Gone Girl by Gillian Flynn Review

Gone Girl

Title: Gone Girl
Author: Gillian Flynn
Published: 2012
Genre: Mystery
Length: 395 pages
Rating: ★★★☆☆

On a warm summer morning in North Carthage, Missouri, it is Nick and Amy Dunne’s fifth wedding anniversary. Presents are being wrapped and reservations are being made when Nick’s clever and beautiful wife disappears. Husband-of-the-Year Nick isn’t doing himself any favors with cringe-worthy daydreams about the slope and shape of his wife’s head, but passages from Amy’s diary reveal the alpha-girl perfectionist could have put anyone dangerously on edge. Under mounting pressure from the police and the media—as well as Amy’s fiercely doting parents—the town golden boy parades an endless series of lies, deceits, and inappropriate behavior. Nick is oddly evasive, and he’s definitely bitter—but is he really a killer?

This book definitely blew up everywhere- not just on the internet, or in the BookTube community, but literally everywhere. It received numerous awards and recognition and was turned into a movie that was even nominated for an Oscar. However, I was wary when I read this book for the first time. I always try not to get my expectations up when it comes to reading super hyped books, as I usually end up disappointed (not that it’s the book’s fault- it’s mine for having such high expectations). So, the question here is (as it often is), does this book live up to the hype?

Packaging: 4.5/5 Stars. I actually really like the packaging of this book. It definitely looks very dark and mysterious, which is appropriate, considering the premise of the story. While I’ve seen and held the physical copy of this book before, I don’t actually own it. But it’s very glossy and sleek, and it’s definitely a favorite. 

Writing Style: 3/5 Stars. The writing style of this book wasn’t very consistent. There were times where I felt extremely bored, and it was as if the pace of the book was just dragging on. However, there were also times (specifically during the second half of the book) when it became very fast paced and exciting- this leaves me confused when it comes to rating the writing style, as the author holds so much potential and talent that is only revealed during certain scenes. 

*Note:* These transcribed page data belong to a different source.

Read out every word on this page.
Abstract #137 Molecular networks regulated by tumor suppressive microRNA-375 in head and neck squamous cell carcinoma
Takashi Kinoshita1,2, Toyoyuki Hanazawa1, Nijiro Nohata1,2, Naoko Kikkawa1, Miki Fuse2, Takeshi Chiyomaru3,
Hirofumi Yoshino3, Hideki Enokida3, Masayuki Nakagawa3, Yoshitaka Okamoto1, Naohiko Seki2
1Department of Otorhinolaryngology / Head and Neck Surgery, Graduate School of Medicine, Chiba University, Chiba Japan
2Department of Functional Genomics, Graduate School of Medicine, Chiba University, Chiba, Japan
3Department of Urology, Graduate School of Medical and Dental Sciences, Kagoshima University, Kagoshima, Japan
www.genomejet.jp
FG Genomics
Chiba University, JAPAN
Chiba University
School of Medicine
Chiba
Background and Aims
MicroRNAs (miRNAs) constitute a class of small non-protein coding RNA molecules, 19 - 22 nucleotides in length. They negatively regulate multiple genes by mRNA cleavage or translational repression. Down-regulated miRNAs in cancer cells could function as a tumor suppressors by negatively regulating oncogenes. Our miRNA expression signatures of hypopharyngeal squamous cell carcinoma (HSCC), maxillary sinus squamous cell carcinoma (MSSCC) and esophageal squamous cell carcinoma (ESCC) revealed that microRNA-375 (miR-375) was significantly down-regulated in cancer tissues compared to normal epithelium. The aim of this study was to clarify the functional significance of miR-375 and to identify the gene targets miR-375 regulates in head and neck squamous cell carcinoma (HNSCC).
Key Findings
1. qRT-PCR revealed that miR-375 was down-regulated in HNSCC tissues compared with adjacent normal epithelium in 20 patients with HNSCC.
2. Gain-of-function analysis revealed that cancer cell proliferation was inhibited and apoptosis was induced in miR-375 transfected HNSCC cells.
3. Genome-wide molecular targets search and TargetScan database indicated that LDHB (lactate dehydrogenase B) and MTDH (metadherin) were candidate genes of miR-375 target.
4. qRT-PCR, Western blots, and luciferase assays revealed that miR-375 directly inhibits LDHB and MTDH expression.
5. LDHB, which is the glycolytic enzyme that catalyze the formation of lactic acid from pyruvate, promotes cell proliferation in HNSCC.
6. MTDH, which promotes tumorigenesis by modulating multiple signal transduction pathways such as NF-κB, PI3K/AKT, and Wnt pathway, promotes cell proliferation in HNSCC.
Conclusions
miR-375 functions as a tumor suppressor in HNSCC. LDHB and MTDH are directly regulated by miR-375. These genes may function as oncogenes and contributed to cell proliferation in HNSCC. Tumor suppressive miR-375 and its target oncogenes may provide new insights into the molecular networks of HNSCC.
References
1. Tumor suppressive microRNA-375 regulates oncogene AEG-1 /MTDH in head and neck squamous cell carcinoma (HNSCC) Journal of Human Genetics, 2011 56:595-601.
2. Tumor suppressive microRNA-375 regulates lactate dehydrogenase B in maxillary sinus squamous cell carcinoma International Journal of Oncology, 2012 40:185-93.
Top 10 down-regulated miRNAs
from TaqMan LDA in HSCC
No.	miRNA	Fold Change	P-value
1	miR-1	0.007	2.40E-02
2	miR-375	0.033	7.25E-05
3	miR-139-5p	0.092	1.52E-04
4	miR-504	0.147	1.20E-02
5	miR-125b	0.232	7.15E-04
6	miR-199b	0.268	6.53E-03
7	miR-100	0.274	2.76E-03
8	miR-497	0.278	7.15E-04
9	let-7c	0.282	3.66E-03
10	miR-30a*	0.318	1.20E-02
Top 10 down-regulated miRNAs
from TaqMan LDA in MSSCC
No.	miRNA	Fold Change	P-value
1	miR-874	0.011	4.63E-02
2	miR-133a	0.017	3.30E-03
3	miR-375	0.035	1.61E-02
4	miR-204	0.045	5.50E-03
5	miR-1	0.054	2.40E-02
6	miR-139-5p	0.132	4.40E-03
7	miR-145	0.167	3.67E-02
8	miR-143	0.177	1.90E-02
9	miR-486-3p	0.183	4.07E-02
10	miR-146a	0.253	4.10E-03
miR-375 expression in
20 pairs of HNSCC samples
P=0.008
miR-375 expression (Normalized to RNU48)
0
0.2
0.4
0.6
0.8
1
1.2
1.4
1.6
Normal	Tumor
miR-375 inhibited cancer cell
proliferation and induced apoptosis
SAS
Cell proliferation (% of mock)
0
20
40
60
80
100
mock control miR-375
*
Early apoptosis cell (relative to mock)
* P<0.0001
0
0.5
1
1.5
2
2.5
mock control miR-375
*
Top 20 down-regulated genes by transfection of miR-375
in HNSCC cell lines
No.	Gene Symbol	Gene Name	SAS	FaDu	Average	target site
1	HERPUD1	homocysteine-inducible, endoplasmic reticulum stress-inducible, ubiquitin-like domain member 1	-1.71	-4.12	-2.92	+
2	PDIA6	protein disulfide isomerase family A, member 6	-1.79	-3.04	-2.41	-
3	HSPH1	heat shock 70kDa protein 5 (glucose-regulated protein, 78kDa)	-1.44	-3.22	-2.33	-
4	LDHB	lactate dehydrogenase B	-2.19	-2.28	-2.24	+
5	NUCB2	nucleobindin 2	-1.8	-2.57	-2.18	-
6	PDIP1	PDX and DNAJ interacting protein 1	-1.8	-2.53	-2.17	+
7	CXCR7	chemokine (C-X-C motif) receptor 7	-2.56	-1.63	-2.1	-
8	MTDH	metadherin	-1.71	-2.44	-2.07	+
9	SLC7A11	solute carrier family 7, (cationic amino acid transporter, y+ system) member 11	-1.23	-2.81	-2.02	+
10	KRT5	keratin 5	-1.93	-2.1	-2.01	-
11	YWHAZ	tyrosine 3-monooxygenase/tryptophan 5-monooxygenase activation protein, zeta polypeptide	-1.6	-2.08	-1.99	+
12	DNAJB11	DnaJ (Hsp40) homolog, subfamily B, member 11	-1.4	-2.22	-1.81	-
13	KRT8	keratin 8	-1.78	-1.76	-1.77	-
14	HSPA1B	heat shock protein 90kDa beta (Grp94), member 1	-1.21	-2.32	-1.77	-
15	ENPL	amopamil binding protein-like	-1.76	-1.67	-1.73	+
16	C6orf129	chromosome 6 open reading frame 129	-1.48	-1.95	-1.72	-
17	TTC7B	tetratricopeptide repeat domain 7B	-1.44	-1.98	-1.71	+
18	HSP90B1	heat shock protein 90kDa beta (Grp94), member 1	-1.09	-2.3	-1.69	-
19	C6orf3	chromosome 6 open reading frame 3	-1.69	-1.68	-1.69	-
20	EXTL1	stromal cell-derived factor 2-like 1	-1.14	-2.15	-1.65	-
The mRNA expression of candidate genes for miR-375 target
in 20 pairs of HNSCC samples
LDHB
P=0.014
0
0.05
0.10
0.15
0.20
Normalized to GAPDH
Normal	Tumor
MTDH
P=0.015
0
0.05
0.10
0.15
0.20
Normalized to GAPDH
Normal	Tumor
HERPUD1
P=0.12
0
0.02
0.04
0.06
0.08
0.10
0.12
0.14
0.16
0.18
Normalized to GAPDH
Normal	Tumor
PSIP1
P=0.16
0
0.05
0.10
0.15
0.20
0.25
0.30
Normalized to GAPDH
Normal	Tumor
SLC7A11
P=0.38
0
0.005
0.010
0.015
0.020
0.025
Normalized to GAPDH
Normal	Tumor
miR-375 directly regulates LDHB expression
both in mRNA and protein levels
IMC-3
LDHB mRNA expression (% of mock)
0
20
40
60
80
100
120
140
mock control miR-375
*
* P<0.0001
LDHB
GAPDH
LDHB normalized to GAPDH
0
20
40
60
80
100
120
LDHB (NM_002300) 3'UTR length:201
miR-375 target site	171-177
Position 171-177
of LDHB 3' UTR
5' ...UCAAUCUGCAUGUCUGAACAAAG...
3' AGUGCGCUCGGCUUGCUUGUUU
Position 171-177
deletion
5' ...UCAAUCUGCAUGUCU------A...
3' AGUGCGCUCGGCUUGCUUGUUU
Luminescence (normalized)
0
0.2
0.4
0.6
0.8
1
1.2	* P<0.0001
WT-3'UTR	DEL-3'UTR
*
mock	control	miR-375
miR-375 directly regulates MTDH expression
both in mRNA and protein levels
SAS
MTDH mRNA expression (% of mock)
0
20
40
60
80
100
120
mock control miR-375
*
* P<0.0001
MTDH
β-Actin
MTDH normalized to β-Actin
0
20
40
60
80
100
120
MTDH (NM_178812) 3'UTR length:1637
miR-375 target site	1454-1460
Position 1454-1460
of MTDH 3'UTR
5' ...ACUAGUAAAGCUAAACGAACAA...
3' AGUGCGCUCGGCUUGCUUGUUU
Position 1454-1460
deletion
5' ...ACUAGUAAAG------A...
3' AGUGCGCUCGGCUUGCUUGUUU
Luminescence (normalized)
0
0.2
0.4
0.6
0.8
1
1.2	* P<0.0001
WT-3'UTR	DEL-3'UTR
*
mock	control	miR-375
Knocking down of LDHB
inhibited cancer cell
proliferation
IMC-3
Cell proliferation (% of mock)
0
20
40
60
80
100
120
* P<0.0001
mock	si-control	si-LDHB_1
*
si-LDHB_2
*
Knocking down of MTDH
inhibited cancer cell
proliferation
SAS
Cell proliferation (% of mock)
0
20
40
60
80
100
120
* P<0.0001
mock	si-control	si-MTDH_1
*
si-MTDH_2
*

Characters: 3/5 Stars. My ranking of 3 stars is not based on how much I enjoyed the characters, but rather how well they were developed and written. I absolutely hated both Amy and Nick. I felt that they were both extreme narcissists that attempted to justify a lot of their actions that are, quite simply, unjustifiable. I disliked Nick more than I disliked Amy, however. He had a tendency to completely alleviate a lot of blame pointed towards him by attempting to justify his actions, and that absolutely drove me crazy. Neither of the characters were likeable in the slightest- however, they were well written and developed by the author. It’s clear that her writing the characters to be so unlikeable is deliberate, and she definitely succeeded in her intentions. 

Plot: 3/5 Stars. The idea of the plot for Gone Girl in itself is so, so great. I loved the idea of it, and I still love the idea of it. It’s sharp and dark and suspenseful and surprising- my problem with the plot of the book is not the plot in general, but in its execution. Similarly to the writing style, at times the plot could become incredibly dry, as well as irritating (where Nick was involved) and it felt as if it was just dragging on. The plot definitely picked up towards the second half of the book and became much more fast paced, but that isn’t enough to raise my rating to 4 stars. 

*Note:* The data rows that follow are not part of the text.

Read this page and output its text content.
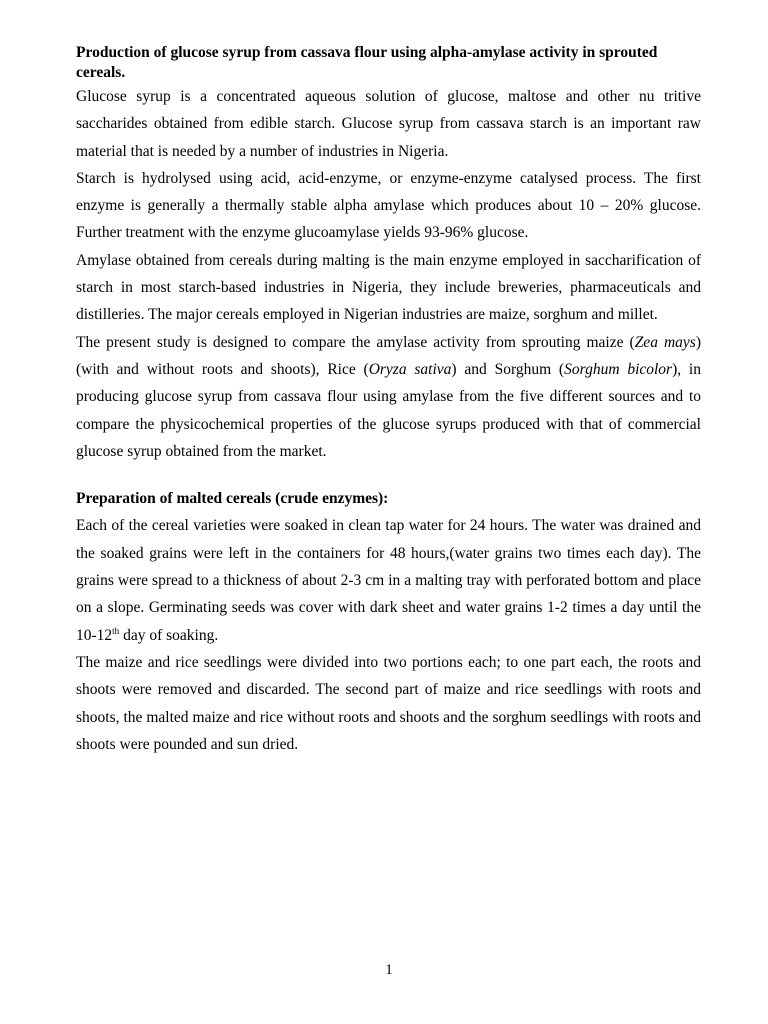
Production of glucose syrup from cassava flour using alpha-amylase activity in sprouted cereals.

Glucose syrup is a concentrated aqueous solution of glucose, maltose and other nu tritive saccharides obtained from edible starch. Glucose syrup from cassava starch is an important raw material that is needed by a number of industries in Nigeria.

Starch is hydrolysed using acid, acid-enzyme, or enzyme-enzyme catalysed process. The first enzyme is generally a thermally stable alpha amylase which produces about 10 – 20% glucose. Further treatment with the enzyme glucoamylase yields 93-96% glucose.

Amylase obtained from cereals during malting is the main enzyme employed in saccharification of starch in most starch-based industries in Nigeria, they include breweries, pharmaceuticals and distilleries. The major cereals employed in Nigerian industries are maize, sorghum and millet.

The present study is designed to compare the amylase activity from sprouting maize (Zea mays) (with and without roots and shoots), Rice (Oryza sativa) and Sorghum (Sorghum bicolor), in producing glucose syrup from cassava flour using amylase from the five different sources and to compare the physicochemical properties of the glucose syrups produced with that of commercial glucose syrup obtained from the market.

Preparation of malted cereals (crude enzymes):

Each of the cereal varieties were soaked in clean tap water for 24 hours. The water was drained and the soaked grains were left in the containers for 48 hours,(water grains two times each day). The grains were spread to a thickness of about 2-3 cm in a malting tray with perforated bottom and place on a slope. Germinating seeds was cover with dark sheet and water grains 1-2 times a day until the 10-12th day of soaking.

The maize and rice seedlings were divided into two portions each; to one part each, the roots and shoots were removed and discarded. The second part of maize and rice seedlings with roots and shoots, the malted maize and rice without roots and shoots and the sorghum seedlings with roots and shoots were pounded and sun dried.

1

Overall: 3/5 Stars. Gone Girl is excellent in its general plot and central storyline- it simply lacks in execution. The story could fall flat at times, and while it continuously managed to pick itself up, it wasn’t enough to make up for its dry spots. I also felt that Nick and Amy were just too dislikeable for me to enjoy reading about them, whether they were intentionally written that way or not. I didn’t dislike Gone Girl, I just didn’t enjoy it in the way that other peoples’ ravings made me think I would.